One figure that looms large behind these internecine feuds is Igor Sechin, the boss of the state-owned oil giant Rosneft and Putin’s loyal lieutenant from their days striking dubious deals in the office of the mayor of St. Petersburg in the early 1990s. Over the past year, Putin has unceremoniously dumped many old comrades, like Murov, Sergei Ivanov (the former chief of the presidential administration) or Vladimir Yakunin (the ambitious boss of the Russian Railways company). And yet, Sechin’s position continues to look invincible. He has managed to recruit a strong faction inside the Federal Security Service, including by hiring Oleg Feoktistov as Rosneft’s chief of security and a board member. Feoktistov was earlier expelled from the FSB ranks in the course of a corruption scandal (Novaya Gazeta, November 20). Some experts attribute Ulyukaev’s shocking fall to Sechin’s rather crude maneuvering aimed at acquiring the oil company Bashneft and postponing Rosneft’s privatization (Carnegie.ru, November 18). Yet, this business strategy is not going to improve Rosneft’s progressively deteriorating performance, nor will it advance Sechin’s influence, because too many members of the siloviki (security services and power ministry personnel) are uniting against him (his gains in the FSB notwithstanding), while his decadent lifestyle is a serious liability (Svoboda.org, November 17).

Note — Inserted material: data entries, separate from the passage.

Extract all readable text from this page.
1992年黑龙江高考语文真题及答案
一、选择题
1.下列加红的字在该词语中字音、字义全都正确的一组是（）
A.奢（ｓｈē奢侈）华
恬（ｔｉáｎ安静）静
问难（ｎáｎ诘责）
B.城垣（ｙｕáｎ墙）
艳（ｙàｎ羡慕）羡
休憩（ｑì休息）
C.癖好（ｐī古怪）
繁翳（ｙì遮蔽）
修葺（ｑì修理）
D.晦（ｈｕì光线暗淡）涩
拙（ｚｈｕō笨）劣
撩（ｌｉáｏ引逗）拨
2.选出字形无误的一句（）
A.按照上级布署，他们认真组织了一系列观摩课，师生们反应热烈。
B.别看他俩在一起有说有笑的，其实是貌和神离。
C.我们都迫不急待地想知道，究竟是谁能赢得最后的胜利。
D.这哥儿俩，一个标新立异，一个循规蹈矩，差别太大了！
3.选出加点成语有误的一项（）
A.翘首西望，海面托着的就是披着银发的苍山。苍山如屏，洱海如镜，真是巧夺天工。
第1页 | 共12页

Putin’s new anti-corruption campaign aims to demonstrate that nobody in the huge state bureaucracy is “untouchable”; but this might backfire. The Russian president’s decision to take on this massive embezzlement and graft now is hardly a sign of strength. Instead of disciplining his courtiers and henchmen, he has unleashed a new escalatory clan struggle. As such, he faces the risk of losing control over it. A struggle against corruption in the Putinist system of power is a contradiction in terms because the system itself is based on and driven by bureaucratic predation, which has reached a self-destructive intensity in the environment of shrinking petro-revenues. If public anger against this all-penetrating rot finally begins to flourish, he might conclude that another “victory” in the western theater is his only option for continued survival.